Lunch was held at the Goose Nest, a Logan Square loft outfitted with every luxury – a bags set, vinyl records, speakers made from Goose Island barrels, multiple flavors of Black Dog gelato, and, of course, a fridge stuffed with Goose Island beer. Chef Renee Gabbert led a four course cooking demo that incorporated beer in each dish, adding another dimension to the working relationship of beer and food. Strawberry-fennel gazpacho was drizzled with Sofie; The Butcher & Larder pulled ham was cooked in Matilda for 24 hours, then added to a riff on eggs Benedict with a Matilda cheese sauce; and a Lolita float with lemon mascarpone ice cream was perfectly summer-y sweet.

Participants had a few hours of free time to rest up for the big finale: the six-course beer paired dinner that began with our ingredient tasting session. Chef Kahan and company displayed their chops, laying out a feast that embraced the flavors of the Goose Island brews. Seated on Big Star’s coveted patio, we journeyed through the dishes we had witness from ideation to market to plate.

First course was a salad made from our earlier Green City Market visit. Paired with Sofie, a Belgian-style farmhouse ale, the salad featured heirloom tomatoes, baby squash, and spicy nasturtium flowers. Shepherd’s Hope, a creamy and mild cheese, and opah bottarga, a cured fish roe, added depth to the greens and enhanced the inherent funk of the farmhouse ale.

Pasta comprised the second course. English pea anolini was served with chickpea pesto, fresh porcini mushrooms, and La Quercia prosciutto. Gillian, a Belgian style farmhouse ale brewed with strawberry, white pepper, and honey, was the paired beer and an important element of the dish. The tartness and acidity of the beer was necessary to cut the rich creaminess of the pasta, urging us to go for a sip, then a bite, then another sip.

Third course was the seafood course, paired with Halia, a farmhouse ale brewed with whole peaches and aged in wine barrels. Soft shell crab was the star of the dish, fried up and topped with mojo rojo, a red pepper sauce, and argula. Plums added a bright, summery note and brought out the flavor of their fellow stonefruit in the beer.

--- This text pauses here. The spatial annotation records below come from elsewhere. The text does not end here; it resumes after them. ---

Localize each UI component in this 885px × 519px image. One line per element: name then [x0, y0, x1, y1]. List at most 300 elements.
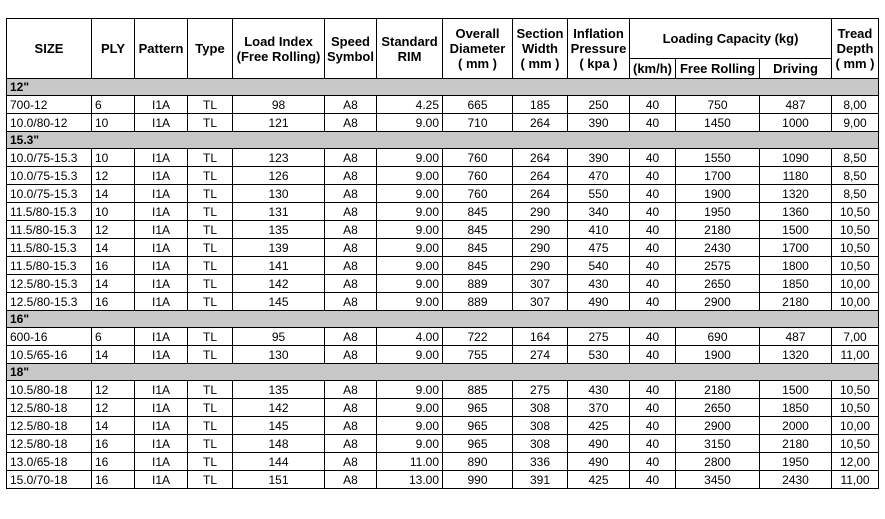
cell-lc-free-rolling: 1900 — [676, 346, 760, 364]
cell-section-width: 391 — [513, 471, 568, 489]
cell-inflation-pressure: 490 — [568, 293, 630, 311]
cell-speed-symbol: A8 — [325, 328, 377, 346]
cell-size: 12.5/80-15.3 — [7, 293, 92, 311]
header-lc-speed: (km/h) — [630, 59, 676, 79]
table-row — [7, 257, 879, 275]
cell-overall-diameter: 760 — [443, 149, 513, 167]
cell-lc-driving: 487 — [760, 328, 832, 346]
cell-tread-depth: 10,50 — [832, 435, 879, 453]
cell-lc-free-rolling: 2180 — [676, 221, 760, 239]
header-loading-capacity: Loading Capacity (kg) — [630, 19, 832, 59]
cell-inflation-pressure: 410 — [568, 221, 630, 239]
cell-lc-driving: 1090 — [760, 149, 832, 167]
cell-lc-speed: 40 — [630, 239, 676, 257]
section-label: 16" — [7, 311, 879, 328]
cell-size: 10.0/75-15.3 — [7, 167, 92, 185]
cell-type: TL — [188, 435, 233, 453]
header-section-width-unit: ( mm ) — [520, 56, 560, 71]
cell-lc-free-rolling: 690 — [676, 328, 760, 346]
cell-tread-depth: 10,50 — [832, 381, 879, 399]
header-overall-diameter — [443, 19, 513, 79]
header-tread-depth-line1: Tread — [837, 26, 873, 41]
cell-speed-symbol: A8 — [325, 435, 377, 453]
cell-tread-depth: 10,50 — [832, 257, 879, 275]
table-row — [7, 399, 879, 417]
cell-speed-symbol: A8 — [325, 149, 377, 167]
cell-size: 10.0/75-15.3 — [7, 185, 92, 203]
table-row — [7, 149, 879, 167]
header-load-index — [233, 19, 325, 79]
cell-lc-driving: 1950 — [760, 453, 832, 471]
cell-overall-diameter: 760 — [443, 167, 513, 185]
table-row — [7, 275, 879, 293]
cell-type: TL — [188, 257, 233, 275]
cell-ply: 6 — [92, 328, 135, 346]
cell-lc-speed: 40 — [630, 149, 676, 167]
cell-speed-symbol: A8 — [325, 96, 377, 114]
cell-ply: 14 — [92, 239, 135, 257]
cell-load-index: 144 — [233, 453, 325, 471]
header-load-index-line2: (Free Rolling) — [236, 48, 321, 64]
cell-tread-depth: 10,50 — [832, 239, 879, 257]
cell-speed-symbol: A8 — [325, 221, 377, 239]
cell-load-index: 145 — [233, 417, 325, 435]
cell-ply: 14 — [92, 185, 135, 203]
header-lc-driving: Driving — [760, 59, 832, 79]
cell-load-index: 130 — [233, 185, 325, 203]
cell-pattern: I1A — [135, 346, 188, 364]
table-row — [7, 185, 879, 203]
cell-lc-driving: 1850 — [760, 399, 832, 417]
cell-inflation-pressure: 540 — [568, 257, 630, 275]
cell-lc-driving: 1320 — [760, 185, 832, 203]
cell-section-width: 290 — [513, 239, 568, 257]
cell-type: TL — [188, 453, 233, 471]
header-overall-diameter-unit: ( mm ) — [458, 56, 497, 71]
cell-lc-free-rolling: 1950 — [676, 203, 760, 221]
header-standard-rim-line2: RIM — [397, 48, 422, 64]
header-tread-depth — [832, 19, 879, 79]
cell-ply: 10 — [92, 149, 135, 167]
cell-load-index: 151 — [233, 471, 325, 489]
cell-type: TL — [188, 167, 233, 185]
cell-section-width: 308 — [513, 435, 568, 453]
cell-lc-speed: 40 — [630, 328, 676, 346]
header-overall-diameter-line1: Overall — [455, 26, 500, 41]
cell-speed-symbol: A8 — [325, 381, 377, 399]
cell-overall-diameter: 965 — [443, 417, 513, 435]
header-tread-depth-unit: ( mm ) — [835, 56, 875, 71]
cell-size: 600-16 — [7, 328, 92, 346]
table-row — [7, 328, 879, 346]
cell-lc-driving: 1360 — [760, 203, 832, 221]
cell-tread-depth: 8,50 — [832, 149, 879, 167]
cell-standard-rim: 4.00 — [377, 328, 443, 346]
cell-section-width: 185 — [513, 96, 568, 114]
cell-pattern: I1A — [135, 453, 188, 471]
cell-tread-depth: 10,00 — [832, 417, 879, 435]
cell-inflation-pressure: 475 — [568, 239, 630, 257]
table-row — [7, 453, 879, 471]
header-pattern: Pattern — [135, 19, 188, 79]
cell-size: 10.5/65-16 — [7, 346, 92, 364]
cell-ply: 12 — [92, 399, 135, 417]
cell-inflation-pressure: 250 — [568, 96, 630, 114]
cell-ply: 14 — [92, 275, 135, 293]
cell-speed-symbol: A8 — [325, 167, 377, 185]
table-row — [7, 114, 879, 132]
cell-pattern: I1A — [135, 96, 188, 114]
cell-lc-free-rolling: 1700 — [676, 167, 760, 185]
cell-lc-driving: 1500 — [760, 381, 832, 399]
cell-lc-free-rolling: 2180 — [676, 381, 760, 399]
cell-lc-speed: 40 — [630, 96, 676, 114]
header-lc-free-rolling: Free Rolling — [676, 59, 760, 79]
cell-pattern: I1A — [135, 328, 188, 346]
header-inflation-pressure-line1: Inflation — [573, 26, 624, 41]
table-row — [7, 293, 879, 311]
cell-inflation-pressure: 530 — [568, 346, 630, 364]
cell-type: TL — [188, 293, 233, 311]
cell-standard-rim: 9.00 — [377, 435, 443, 453]
table-row — [7, 381, 879, 399]
cell-type: TL — [188, 328, 233, 346]
cell-tread-depth: 10,00 — [832, 275, 879, 293]
cell-ply: 14 — [92, 417, 135, 435]
section-header-row — [7, 132, 879, 149]
cell-size: 11.5/80-15.3 — [7, 203, 92, 221]
cell-section-width: 274 — [513, 346, 568, 364]
cell-lc-free-rolling: 3450 — [676, 471, 760, 489]
cell-standard-rim: 9.00 — [377, 167, 443, 185]
cell-size: 10.0/75-15.3 — [7, 149, 92, 167]
cell-pattern: I1A — [135, 381, 188, 399]
cell-standard-rim: 9.00 — [377, 185, 443, 203]
cell-lc-speed: 40 — [630, 185, 676, 203]
cell-tread-depth: 10,50 — [832, 399, 879, 417]
cell-lc-speed: 40 — [630, 435, 676, 453]
tire-spec-table — [6, 18, 879, 489]
cell-tread-depth: 10,50 — [832, 221, 879, 239]
cell-standard-rim: 9.00 — [377, 239, 443, 257]
header-overall-diameter-line2: Diameter — [449, 41, 506, 56]
table-row — [7, 435, 879, 453]
cell-inflation-pressure: 340 — [568, 203, 630, 221]
cell-section-width: 290 — [513, 257, 568, 275]
cell-tread-depth: 8,50 — [832, 167, 879, 185]
cell-ply: 16 — [92, 453, 135, 471]
cell-lc-speed: 40 — [630, 221, 676, 239]
table-row — [7, 96, 879, 114]
cell-speed-symbol: A8 — [325, 471, 377, 489]
cell-pattern: I1A — [135, 471, 188, 489]
cell-overall-diameter: 965 — [443, 435, 513, 453]
header-section-width-line2: Width — [522, 41, 558, 56]
cell-lc-driving: 1800 — [760, 257, 832, 275]
cell-load-index: 126 — [233, 167, 325, 185]
cell-lc-free-rolling: 1550 — [676, 149, 760, 167]
cell-overall-diameter: 890 — [443, 453, 513, 471]
cell-tread-depth: 10,50 — [832, 203, 879, 221]
cell-type: TL — [188, 149, 233, 167]
cell-load-index: 145 — [233, 293, 325, 311]
cell-pattern: I1A — [135, 239, 188, 257]
cell-standard-rim: 4.25 — [377, 96, 443, 114]
cell-load-index: 131 — [233, 203, 325, 221]
cell-section-width: 264 — [513, 149, 568, 167]
cell-size: 11.5/80-15.3 — [7, 239, 92, 257]
cell-standard-rim: 9.00 — [377, 346, 443, 364]
cell-lc-speed: 40 — [630, 275, 676, 293]
cell-lc-driving: 1180 — [760, 167, 832, 185]
cell-size: 13.0/65-18 — [7, 453, 92, 471]
table-row — [7, 203, 879, 221]
cell-lc-driving: 2180 — [760, 293, 832, 311]
cell-size: 12.5/80-18 — [7, 399, 92, 417]
header-inflation-pressure — [568, 19, 630, 79]
cell-inflation-pressure: 370 — [568, 399, 630, 417]
cell-section-width: 264 — [513, 167, 568, 185]
cell-standard-rim: 9.00 — [377, 221, 443, 239]
cell-speed-symbol: A8 — [325, 453, 377, 471]
header-type: Type — [188, 19, 233, 79]
table-row — [7, 221, 879, 239]
cell-size: 12.5/80-18 — [7, 435, 92, 453]
header-section-width-line1: Section — [516, 26, 564, 41]
cell-size: 11.5/80-15.3 — [7, 257, 92, 275]
cell-tread-depth: 11,00 — [832, 346, 879, 364]
cell-section-width: 264 — [513, 185, 568, 203]
cell-standard-rim: 13.00 — [377, 471, 443, 489]
cell-tread-depth: 8,50 — [832, 185, 879, 203]
cell-type: TL — [188, 185, 233, 203]
section-label: 18" — [7, 364, 879, 381]
cell-inflation-pressure: 390 — [568, 114, 630, 132]
cell-speed-symbol: A8 — [325, 239, 377, 257]
cell-tread-depth: 10,00 — [832, 293, 879, 311]
cell-type: TL — [188, 221, 233, 239]
cell-size: 10.5/80-18 — [7, 381, 92, 399]
cell-lc-speed: 40 — [630, 381, 676, 399]
cell-standard-rim: 11.00 — [377, 453, 443, 471]
cell-type: TL — [188, 114, 233, 132]
cell-section-width: 290 — [513, 221, 568, 239]
table-body — [7, 79, 879, 489]
cell-pattern: I1A — [135, 293, 188, 311]
cell-lc-free-rolling: 2900 — [676, 417, 760, 435]
cell-load-index: 148 — [233, 435, 325, 453]
cell-pattern: I1A — [135, 221, 188, 239]
cell-type: TL — [188, 346, 233, 364]
cell-ply: 12 — [92, 381, 135, 399]
cell-size: 11.5/80-15.3 — [7, 221, 92, 239]
cell-ply: 14 — [92, 346, 135, 364]
cell-section-width: 164 — [513, 328, 568, 346]
cell-lc-free-rolling: 2650 — [676, 275, 760, 293]
cell-pattern: I1A — [135, 435, 188, 453]
cell-type: TL — [188, 203, 233, 221]
cell-type: TL — [188, 417, 233, 435]
cell-pattern: I1A — [135, 114, 188, 132]
cell-section-width: 307 — [513, 275, 568, 293]
section-label: 15.3" — [7, 132, 879, 149]
cell-inflation-pressure: 470 — [568, 167, 630, 185]
cell-overall-diameter: 965 — [443, 399, 513, 417]
cell-pattern: I1A — [135, 399, 188, 417]
table-row — [7, 471, 879, 489]
cell-load-index: 95 — [233, 328, 325, 346]
cell-load-index: 98 — [233, 96, 325, 114]
cell-inflation-pressure: 490 — [568, 435, 630, 453]
cell-section-width: 307 — [513, 293, 568, 311]
cell-overall-diameter: 845 — [443, 239, 513, 257]
cell-speed-symbol: A8 — [325, 417, 377, 435]
cell-overall-diameter: 710 — [443, 114, 513, 132]
cell-pattern: I1A — [135, 257, 188, 275]
cell-pattern: I1A — [135, 149, 188, 167]
cell-standard-rim: 9.00 — [377, 293, 443, 311]
cell-lc-speed: 40 — [630, 346, 676, 364]
header-tread-depth-line2: Depth — [836, 41, 874, 56]
cell-section-width: 290 — [513, 203, 568, 221]
cell-inflation-pressure: 490 — [568, 453, 630, 471]
cell-lc-speed: 40 — [630, 417, 676, 435]
cell-inflation-pressure: 275 — [568, 328, 630, 346]
cell-standard-rim: 9.00 — [377, 149, 443, 167]
cell-speed-symbol: A8 — [325, 185, 377, 203]
header-standard-rim — [377, 19, 443, 79]
cell-inflation-pressure: 430 — [568, 275, 630, 293]
cell-lc-free-rolling: 2650 — [676, 399, 760, 417]
cell-lc-free-rolling: 750 — [676, 96, 760, 114]
cell-lc-driving: 2180 — [760, 435, 832, 453]
table-row — [7, 167, 879, 185]
cell-section-width: 264 — [513, 114, 568, 132]
cell-lc-speed: 40 — [630, 453, 676, 471]
cell-type: TL — [188, 239, 233, 257]
table-row — [7, 417, 879, 435]
cell-speed-symbol: A8 — [325, 203, 377, 221]
cell-type: TL — [188, 381, 233, 399]
cell-standard-rim: 9.00 — [377, 203, 443, 221]
cell-standard-rim: 9.00 — [377, 399, 443, 417]
cell-speed-symbol: A8 — [325, 257, 377, 275]
cell-overall-diameter: 889 — [443, 293, 513, 311]
cell-lc-driving: 1320 — [760, 346, 832, 364]
table-header — [7, 19, 879, 79]
cell-section-width: 308 — [513, 399, 568, 417]
header-inflation-pressure-unit: ( kpa ) — [579, 56, 618, 71]
cell-size: 10.0/80-12 — [7, 114, 92, 132]
cell-pattern: I1A — [135, 203, 188, 221]
section-header-row — [7, 364, 879, 381]
header-load-index-line1: Load Index — [244, 33, 313, 49]
cell-lc-driving: 1850 — [760, 275, 832, 293]
cell-lc-free-rolling: 2430 — [676, 239, 760, 257]
cell-overall-diameter: 722 — [443, 328, 513, 346]
cell-tread-depth: 11,00 — [832, 471, 879, 489]
cell-tread-depth: 9,00 — [832, 114, 879, 132]
cell-overall-diameter: 845 — [443, 221, 513, 239]
header-ply: PLY — [92, 19, 135, 79]
header-size: SIZE — [7, 19, 92, 79]
cell-load-index: 135 — [233, 381, 325, 399]
cell-overall-diameter: 889 — [443, 275, 513, 293]
cell-load-index: 139 — [233, 239, 325, 257]
cell-pattern: I1A — [135, 275, 188, 293]
cell-inflation-pressure: 425 — [568, 471, 630, 489]
section-header-row — [7, 79, 879, 96]
cell-lc-speed: 40 — [630, 293, 676, 311]
cell-speed-symbol: A8 — [325, 399, 377, 417]
cell-ply: 16 — [92, 471, 135, 489]
cell-load-index: 123 — [233, 149, 325, 167]
cell-section-width: 275 — [513, 381, 568, 399]
cell-standard-rim: 9.00 — [377, 275, 443, 293]
cell-speed-symbol: A8 — [325, 346, 377, 364]
cell-lc-speed: 40 — [630, 399, 676, 417]
section-label: 12" — [7, 79, 879, 96]
cell-section-width: 308 — [513, 417, 568, 435]
cell-overall-diameter: 665 — [443, 96, 513, 114]
cell-ply: 16 — [92, 257, 135, 275]
cell-lc-driving: 2000 — [760, 417, 832, 435]
cell-size: 12.5/80-18 — [7, 417, 92, 435]
cell-lc-free-rolling: 2900 — [676, 293, 760, 311]
cell-pattern: I1A — [135, 185, 188, 203]
header-speed-symbol-line1: Speed — [330, 33, 370, 49]
cell-pattern: I1A — [135, 417, 188, 435]
cell-lc-free-rolling: 1450 — [676, 114, 760, 132]
cell-overall-diameter: 990 — [443, 471, 513, 489]
section-header-row — [7, 311, 879, 328]
cell-load-index: 130 — [233, 346, 325, 364]
cell-overall-diameter: 760 — [443, 185, 513, 203]
cell-type: TL — [188, 471, 233, 489]
header-speed-symbol-line2: Symbol — [327, 48, 374, 64]
cell-lc-driving: 1700 — [760, 239, 832, 257]
header-speed-symbol — [325, 19, 377, 79]
cell-tread-depth: 12,00 — [832, 453, 879, 471]
cell-overall-diameter: 845 — [443, 257, 513, 275]
cell-pattern: I1A — [135, 167, 188, 185]
cell-ply: 10 — [92, 203, 135, 221]
cell-inflation-pressure: 425 — [568, 417, 630, 435]
cell-type: TL — [188, 96, 233, 114]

Next up was smoked quail brushed with a Calabrian chili glaze. Hearty Tuscan kale dotted with pancetta enhanced the smoky elements of the quail, and market-fresh strawberries lightened things up with a little sweetness. This course was paired with Matilda, a Belgian style pale ale, and the beer’s spicy notes and dry finish accented the preparation of the quail very well.

The fifth course went playful with build-your-own lamb barbacoa, paired with Lolita, a raspberry Belgian style wild ale. The toppings leaned toward the Mediterranean with Castelvetrano olives, cucumbers, and cherries, though classics like cilantro and queso fresco rounded out the choices. The lamb was rich and savory, accented perfectly with the acidity and brightness of the accompaniments. The cherries made a perfect bridge to the fruity Lolita.

We finished with a traditional tres leches cake, drizzled with cajeta, a caramel sauce, and piled high with whipped cream. Accompanied by the Four Star Pils, the soft cake was the perfect send-off into a well-earned food coma.


It was a weekend whirlwind of chefs, markets, ingredients, and lots and lots of beer. The connection between the craft of beer and the craft of cooking was revealed in every step of the Goose U program. As the beer distributors go forth from this experience better equipped to speak to chefs about that link, I leave with an elevated opinion of what beer can do for my meal, beyond the buffalo wings.